Streaming Inserts PostgreSQL

Insert large datasets without loading everything into memory using PostgreSQL's COPY protocol. The PgText codec encodes each row to the COPY wire format — tabs, escaping, nulls, all handled correctly.

// Stream millions of product records via PostgreSQL COPY protocol
Iterator<ProductRow> products = loadProductsFromFile();

long inserted = streamingInsert.insertUnchecked(
"COPY product(id, name, price, tags, dimensions, metadata, created_at) FROM STDIN",
1000, // batch size
products,
connection,
ProductRow.pgText // PgText<ProductRow> encodes to COPY format
);

No Reflection

The entire library is reflection-free. All type information is preserved at compile time.

GraalVM native-image

Build native executables with instant startup. No reflection configuration needed.

ProGuard / R8

Full minification and optimization support. No keep rules for reflection targets.

Static analysis

Complete visibility into code paths. Tools can trace every call without dead ends.

No more JDBC URL archaeology

Typed builders for every database — PostgreSQL, MariaDB, Oracle, SQL Server, DuckDB, DB2. Every driver property has a real method with documentation. SSL modes are enums, not strings you hope are spelled right.
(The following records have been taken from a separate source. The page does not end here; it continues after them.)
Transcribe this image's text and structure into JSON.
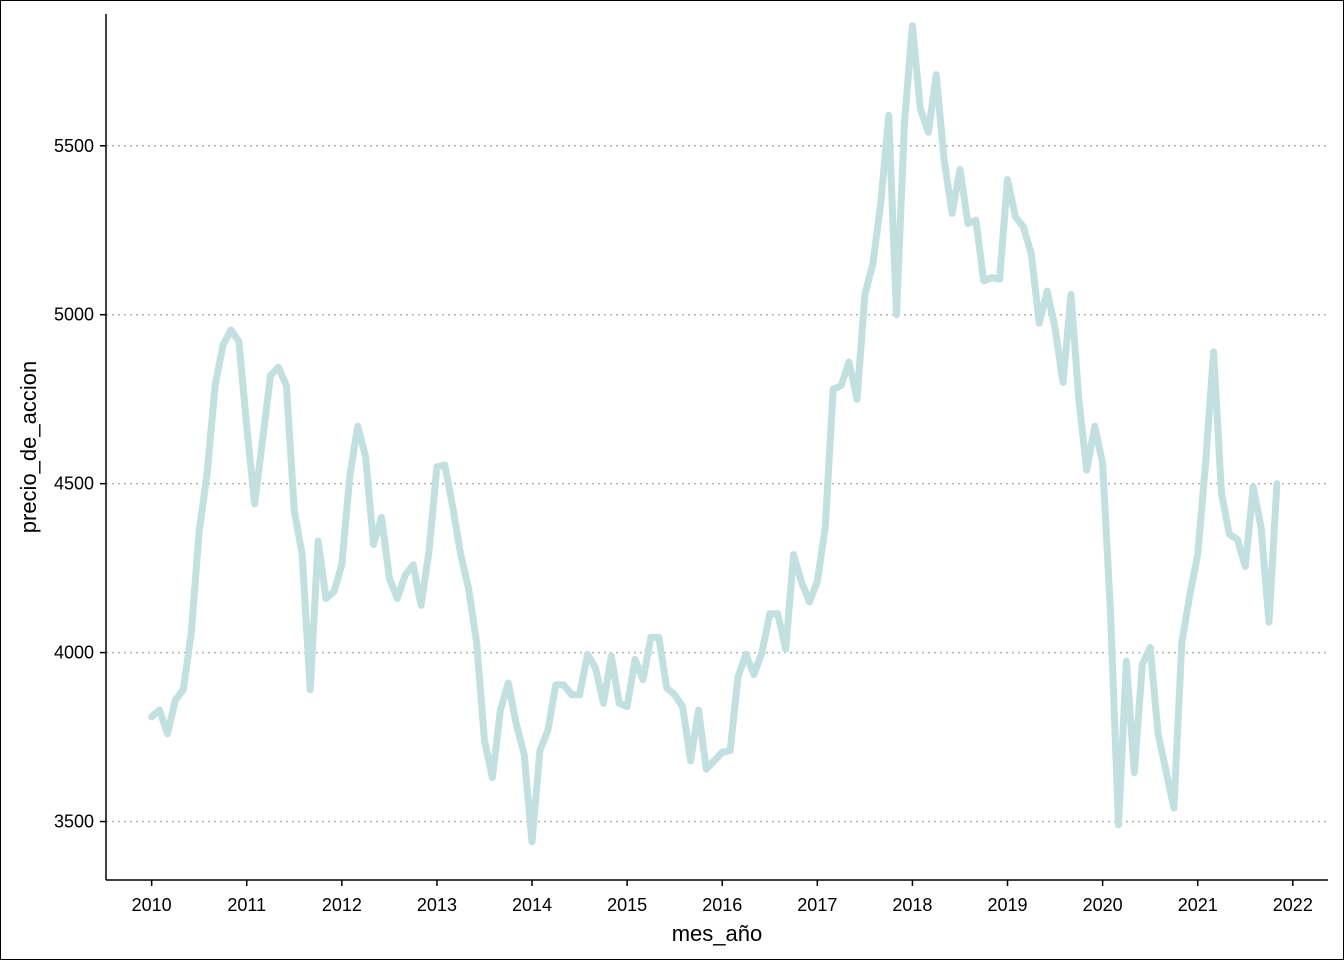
{
  "chart_data": {
    "type": "line",
    "title": "",
    "xlabel": "mes_año",
    "ylabel": "precio_de_accion",
    "xlim": [
      2009.52,
      2022.37
    ],
    "ylim": [
      3327,
      5890
    ],
    "x_ticks": [
      2010,
      2011,
      2012,
      2013,
      2014,
      2015,
      2016,
      2017,
      2018,
      2019,
      2020,
      2021,
      2022
    ],
    "x_tick_labels": [
      "2010",
      "2011",
      "2012",
      "2013",
      "2014",
      "2015",
      "2016",
      "2017",
      "2018",
      "2019",
      "2020",
      "2021",
      "2022"
    ],
    "y_ticks": [
      3500,
      4000,
      4500,
      5000,
      5500
    ],
    "y_tick_labels": [
      "3500",
      "4000",
      "4500",
      "5000",
      "5500"
    ],
    "grid": "horizontal dotted",
    "legend": "none",
    "line_color": "#c2e0e0",
    "grid_color": "#b3b3b3",
    "series": [
      {
        "x": [
          2010.0,
          2010.083,
          2010.167,
          2010.25,
          2010.333,
          2010.417,
          2010.5,
          2010.583,
          2010.667,
          2010.75,
          2010.833,
          2010.917,
          2011.0,
          2011.083,
          2011.167,
          2011.25,
          2011.333,
          2011.417,
          2011.5,
          2011.583,
          2011.667,
          2011.75,
          2011.833,
          2011.917,
          2012.0,
          2012.083,
          2012.167,
          2012.25,
          2012.333,
          2012.417,
          2012.5,
          2012.583,
          2012.667,
          2012.75,
          2012.833,
          2012.917,
          2013.0,
          2013.083,
          2013.167,
          2013.25,
          2013.333,
          2013.417,
          2013.5,
          2013.583,
          2013.667,
          2013.75,
          2013.833,
          2013.917,
          2014.0,
          2014.083,
          2014.167,
          2014.25,
          2014.333,
          2014.417,
          2014.5,
          2014.583,
          2014.667,
          2014.75,
          2014.833,
          2014.917,
          2015.0,
          2015.083,
          2015.167,
          2015.25,
          2015.333,
          2015.417,
          2015.5,
          2015.583,
          2015.667,
          2015.75,
          2015.833,
          2015.917,
          2016.0,
          2016.083,
          2016.167,
          2016.25,
          2016.333,
          2016.417,
          2016.5,
          2016.583,
          2016.667,
          2016.75,
          2016.833,
          2016.917,
          2017.0,
          2017.083,
          2017.167,
          2017.25,
          2017.333,
          2017.417,
          2017.5,
          2017.583,
          2017.667,
          2017.75,
          2017.833,
          2017.917,
          2018.0,
          2018.083,
          2018.167,
          2018.25,
          2018.333,
          2018.417,
          2018.5,
          2018.583,
          2018.667,
          2018.75,
          2018.833,
          2018.917,
          2019.0,
          2019.083,
          2019.167,
          2019.25,
          2019.333,
          2019.417,
          2019.5,
          2019.583,
          2019.667,
          2019.75,
          2019.833,
          2019.917,
          2020.0,
          2020.083,
          2020.167,
          2020.25,
          2020.333,
          2020.417,
          2020.5,
          2020.583,
          2020.667,
          2020.75,
          2020.833,
          2020.917,
          2021.0,
          2021.083,
          2021.167,
          2021.25,
          2021.333,
          2021.417,
          2021.5,
          2021.583,
          2021.667,
          2021.75,
          2021.833
        ],
        "values": [
          3810,
          3830,
          3760,
          3860,
          3890,
          4060,
          4360,
          4530,
          4790,
          4910,
          4955,
          4920,
          4670,
          4440,
          4630,
          4820,
          4845,
          4790,
          4420,
          4290,
          3890,
          4330,
          4160,
          4180,
          4260,
          4520,
          4670,
          4580,
          4320,
          4400,
          4220,
          4160,
          4230,
          4260,
          4140,
          4300,
          4550,
          4555,
          4430,
          4290,
          4190,
          4030,
          3740,
          3630,
          3830,
          3910,
          3790,
          3700,
          3440,
          3710,
          3770,
          3905,
          3905,
          3875,
          3875,
          3995,
          3955,
          3850,
          3990,
          3850,
          3840,
          3980,
          3920,
          4045,
          4045,
          3895,
          3875,
          3840,
          3680,
          3830,
          3655,
          3680,
          3705,
          3710,
          3930,
          3995,
          3935,
          4000,
          4115,
          4115,
          4010,
          4290,
          4210,
          4150,
          4210,
          4370,
          4780,
          4790,
          4860,
          4750,
          5060,
          5150,
          5330,
          5590,
          5000,
          5570,
          5855,
          5610,
          5540,
          5710,
          5460,
          5300,
          5430,
          5270,
          5280,
          5100,
          5110,
          5105,
          5400,
          5290,
          5260,
          5180,
          4975,
          5070,
          4960,
          4800,
          5060,
          4750,
          4540,
          4670,
          4560,
          4120,
          3490,
          3975,
          3645,
          3965,
          4015,
          3760,
          3650,
          3540,
          4030,
          4170,
          4290,
          4560,
          4890,
          4470,
          4350,
          4335,
          4255,
          4490,
          4370,
          4090,
          4500
        ]
      }
    ]
  }
}
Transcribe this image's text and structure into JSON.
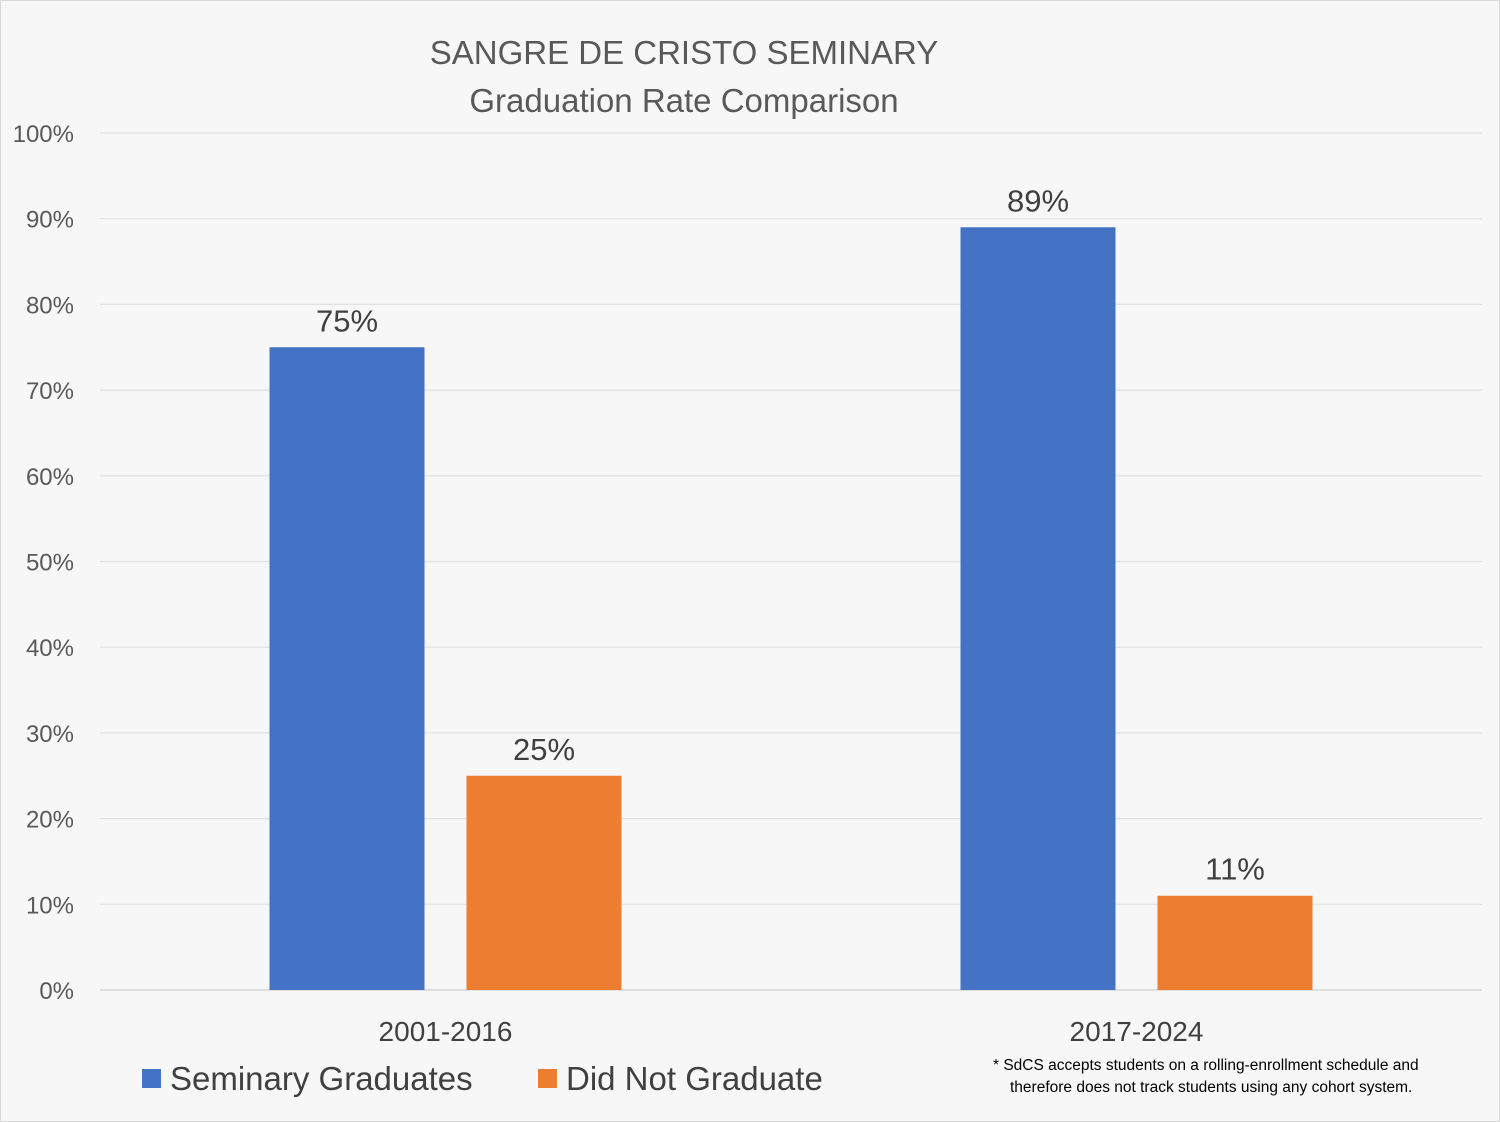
{
  "chart_data": {
    "type": "bar",
    "title": "SANGRE DE CRISTO SEMINARY",
    "subtitle": "Graduation Rate Comparison",
    "categories": [
      "2001-2016",
      "2017-2024"
    ],
    "series": [
      {
        "name": "Seminary Graduates",
        "color": "#4472c4",
        "values": [
          75,
          89
        ],
        "labels": [
          "75%",
          "89%"
        ]
      },
      {
        "name": "Did Not Graduate",
        "color": "#ed7d31",
        "values": [
          25,
          11
        ],
        "labels": [
          "25%",
          "11%"
        ]
      }
    ],
    "ylim": [
      0,
      100
    ],
    "yticks": [
      0,
      10,
      20,
      30,
      40,
      50,
      60,
      70,
      80,
      90,
      100
    ],
    "ytick_labels": [
      "0%",
      "10%",
      "20%",
      "30%",
      "40%",
      "50%",
      "60%",
      "70%",
      "80%",
      "90%",
      "100%"
    ],
    "xlabel": "",
    "ylabel": "",
    "grid": true,
    "legend_position": "bottom-left"
  },
  "footnote": {
    "line1": "* SdCS accepts students on a rolling-enrollment schedule and",
    "line2": "therefore  does not track students using any cohort system."
  }
}
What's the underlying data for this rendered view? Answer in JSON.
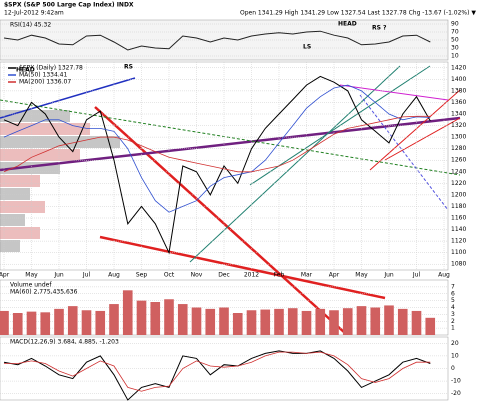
{
  "chart_data": [
    {
      "type": "line",
      "label": "RSI(14) 45.32",
      "series": [
        {
          "name": "RSI(14)",
          "color": "#222222",
          "values": [
            55,
            50,
            62,
            55,
            40,
            38,
            60,
            62,
            45,
            25,
            35,
            30,
            28,
            60,
            55,
            45,
            55,
            50,
            60,
            65,
            68,
            65,
            70,
            72,
            62,
            55,
            38,
            40,
            45,
            60,
            62,
            45,
            null
          ]
        }
      ],
      "ylim": [
        0,
        100
      ],
      "yticks": [
        10,
        30,
        50,
        70,
        90
      ],
      "grid": true
    },
    {
      "type": "line",
      "title": "$SPX (S&P 500 Large Cap Index) INDX",
      "subtitle": "12-Jul-2012 9:42am",
      "quote": "Open 1341.29 High 1341.29 Low 1327.54 Last 1327.78 Chg -13.67 (-1.02%) ▼",
      "annotations": [
        "HEAD",
        "RS",
        "LS",
        "HEAD",
        "RS ?"
      ],
      "categories": [
        "Apr",
        null,
        "May",
        null,
        "Jun",
        null,
        "Jul",
        null,
        "Aug",
        null,
        "Sep",
        null,
        "Oct",
        null,
        "Nov",
        null,
        "Dec",
        null,
        "2012",
        null,
        "Feb",
        null,
        "Mar",
        null,
        "Apr",
        null,
        "May",
        null,
        "Jun",
        null,
        "Jul",
        null,
        "Aug"
      ],
      "series": [
        {
          "name": "$SPX (Daily) 1327.78",
          "color": "#000000",
          "values": [
            1330,
            1320,
            1360,
            1340,
            1300,
            1275,
            1330,
            1345,
            1260,
            1150,
            1180,
            1150,
            1100,
            1250,
            1240,
            1200,
            1250,
            1220,
            1280,
            1315,
            1340,
            1365,
            1390,
            1405,
            1395,
            1380,
            1330,
            1310,
            1290,
            1340,
            1370,
            1328,
            null
          ]
        },
        {
          "name": "MA(50) 1334.41",
          "color": "#3050d0",
          "values": [
            1300,
            1310,
            1320,
            1330,
            1330,
            1320,
            1315,
            1315,
            1310,
            1280,
            1230,
            1190,
            1170,
            1180,
            1190,
            1215,
            1230,
            1235,
            1240,
            1260,
            1290,
            1320,
            1350,
            1370,
            1385,
            1390,
            1380,
            1360,
            1340,
            1330,
            1335,
            1334,
            null
          ]
        },
        {
          "name": "MA(200) 1336.07",
          "color": "#d03030",
          "values": [
            1240,
            1250,
            1265,
            1275,
            1285,
            1290,
            1295,
            1300,
            1300,
            1295,
            1285,
            1275,
            1265,
            1260,
            1255,
            1250,
            1245,
            1240,
            1240,
            1245,
            1250,
            1260,
            1275,
            1290,
            1305,
            1315,
            1320,
            1325,
            1330,
            1335,
            1336,
            1336,
            null
          ]
        }
      ],
      "ylim": [
        1070,
        1430
      ],
      "yticks": [
        1080,
        1100,
        1120,
        1140,
        1160,
        1180,
        1200,
        1220,
        1240,
        1260,
        1280,
        1300,
        1320,
        1340,
        1360,
        1380,
        1400,
        1420
      ],
      "grid": true
    },
    {
      "type": "bar",
      "label": "Volume undef",
      "sublabel": "MA(60) 2,775,435,636",
      "series": [
        {
          "name": "Volume",
          "color": "#d06060",
          "values": [
            3.5,
            3.2,
            3.4,
            3.3,
            3.8,
            4.2,
            3.6,
            3.5,
            4.5,
            6.5,
            5.0,
            4.8,
            5.2,
            4.5,
            4.0,
            3.8,
            4.0,
            3.2,
            3.6,
            3.7,
            3.8,
            3.9,
            3.5,
            3.8,
            3.6,
            3.9,
            4.2,
            4.0,
            4.3,
            3.8,
            3.5,
            2.5,
            null
          ]
        }
      ],
      "ylim": [
        0,
        8
      ],
      "yticks": [
        1,
        2,
        3,
        4,
        5,
        6,
        7
      ],
      "grid": true
    },
    {
      "type": "line",
      "label": "MACD(12,26,9) 3.684, 4.885, -1.203",
      "series": [
        {
          "name": "MACD",
          "color": "#000000",
          "values": [
            5,
            3,
            8,
            2,
            -5,
            -8,
            5,
            10,
            -5,
            -25,
            -15,
            -12,
            -15,
            10,
            8,
            -5,
            3,
            2,
            8,
            12,
            14,
            12,
            12,
            14,
            8,
            -2,
            -15,
            -10,
            -5,
            5,
            8,
            4,
            null
          ]
        },
        {
          "name": "Signal",
          "color": "#d03030",
          "values": [
            4,
            4,
            6,
            4,
            -2,
            -6,
            0,
            6,
            2,
            -15,
            -18,
            -15,
            -14,
            0,
            6,
            2,
            1,
            2,
            5,
            10,
            13,
            13,
            12,
            13,
            10,
            3,
            -8,
            -11,
            -8,
            0,
            5,
            5,
            null
          ]
        }
      ],
      "ylim": [
        -25,
        25
      ],
      "yticks": [
        -20,
        -10,
        0,
        10,
        20
      ],
      "grid": true
    }
  ]
}
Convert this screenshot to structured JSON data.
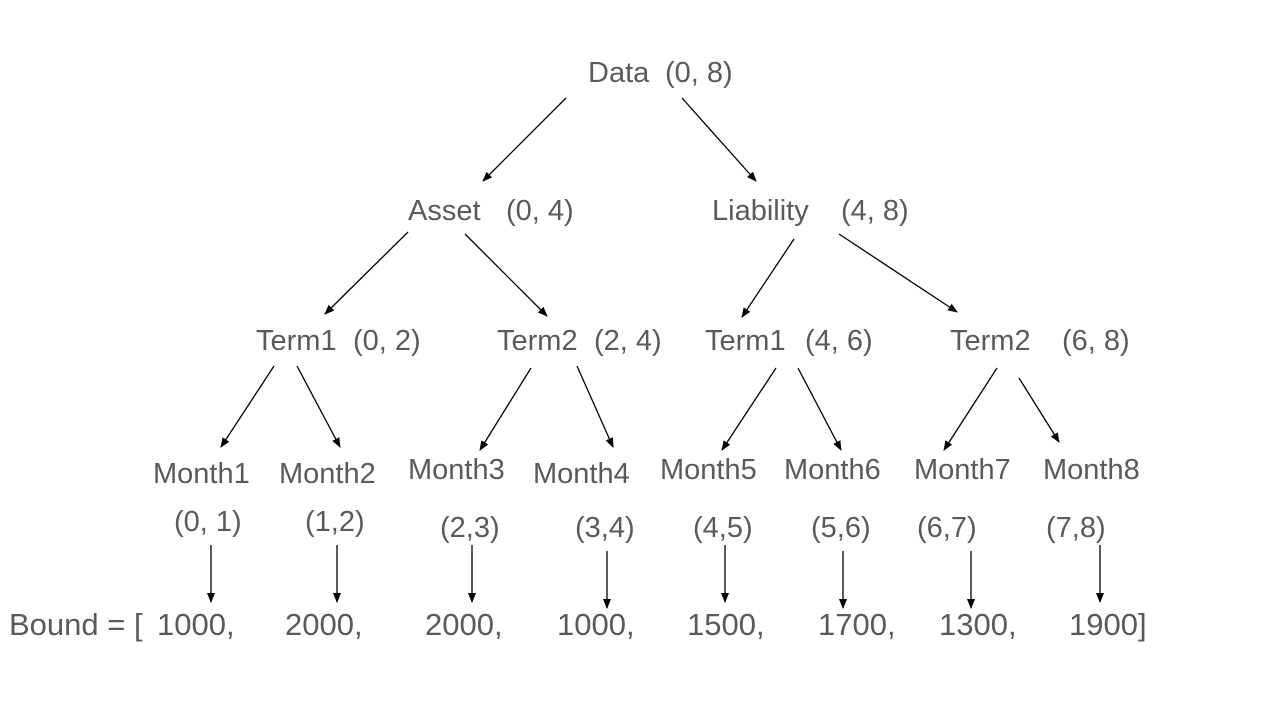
{
  "tree": {
    "root": {
      "name": "Data",
      "range": "(0, 8)"
    },
    "level1": [
      {
        "name": "Asset",
        "range": "(0, 4)"
      },
      {
        "name": "Liability",
        "range": "(4, 8)"
      }
    ],
    "level2": [
      {
        "name": "Term1",
        "range": "(0, 2)"
      },
      {
        "name": "Term2",
        "range": "(2, 4)"
      },
      {
        "name": "Term1",
        "range": "(4, 6)"
      },
      {
        "name": "Term2",
        "range": "(6, 8)"
      }
    ],
    "level3": [
      {
        "name": "Month1",
        "range": "(0, 1)"
      },
      {
        "name": "Month2",
        "range": "(1,2)"
      },
      {
        "name": "Month3",
        "range": "(2,3)"
      },
      {
        "name": "Month4",
        "range": "(3,4)"
      },
      {
        "name": "Month5",
        "range": "(4,5)"
      },
      {
        "name": "Month6",
        "range": "(5,6)"
      },
      {
        "name": "Month7",
        "range": "(6,7)"
      },
      {
        "name": "Month8",
        "range": "(7,8)"
      }
    ]
  },
  "bound": {
    "prefix": "Bound = [",
    "values": [
      "1000,",
      "2000,",
      "2000,",
      "1000,",
      "1500,",
      "1700,",
      "1300,",
      "1900]"
    ]
  }
}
Go from config to connection pool to transactor in a few lines.

// Typed config — no JDBC URL to remember
var config = PostgresConfig.builder("localhost", 5432, "mydb", "user", "pass")
.sslmode(PgSslMode.REQUIRE)
.reWriteBatchedInserts(true)
.build();

// For scripts and tests — simple, non-pooled
var tx = config.transactor(Transactor.defaultStrategy());

// For production — HikariCP connection pool
var pool = PooledDataSource.create(config,
ConnectionSettings.builder()
.transactionIsolation(TransactionIsolation.READ_COMMITTED)
.build(),
PoolConfig.builder()
.maximumPoolSize(20)
.idleTimeout(Duration.ofMinutes(10))
.build());

var tx = pool.transactor();

Designed for code generation

We obsessed over eliminating edge cases and making every API behave consistently across all databases and all types. No special cases, no surprising behavior, no workarounds. This makes Foundations JDBC a premier target for code generation.

All the code you've seen above — row parsers, fragments, transactors, streaming inserts — can be generated automatically from your database schema by Typr, our type-safe database code generator for the JVM.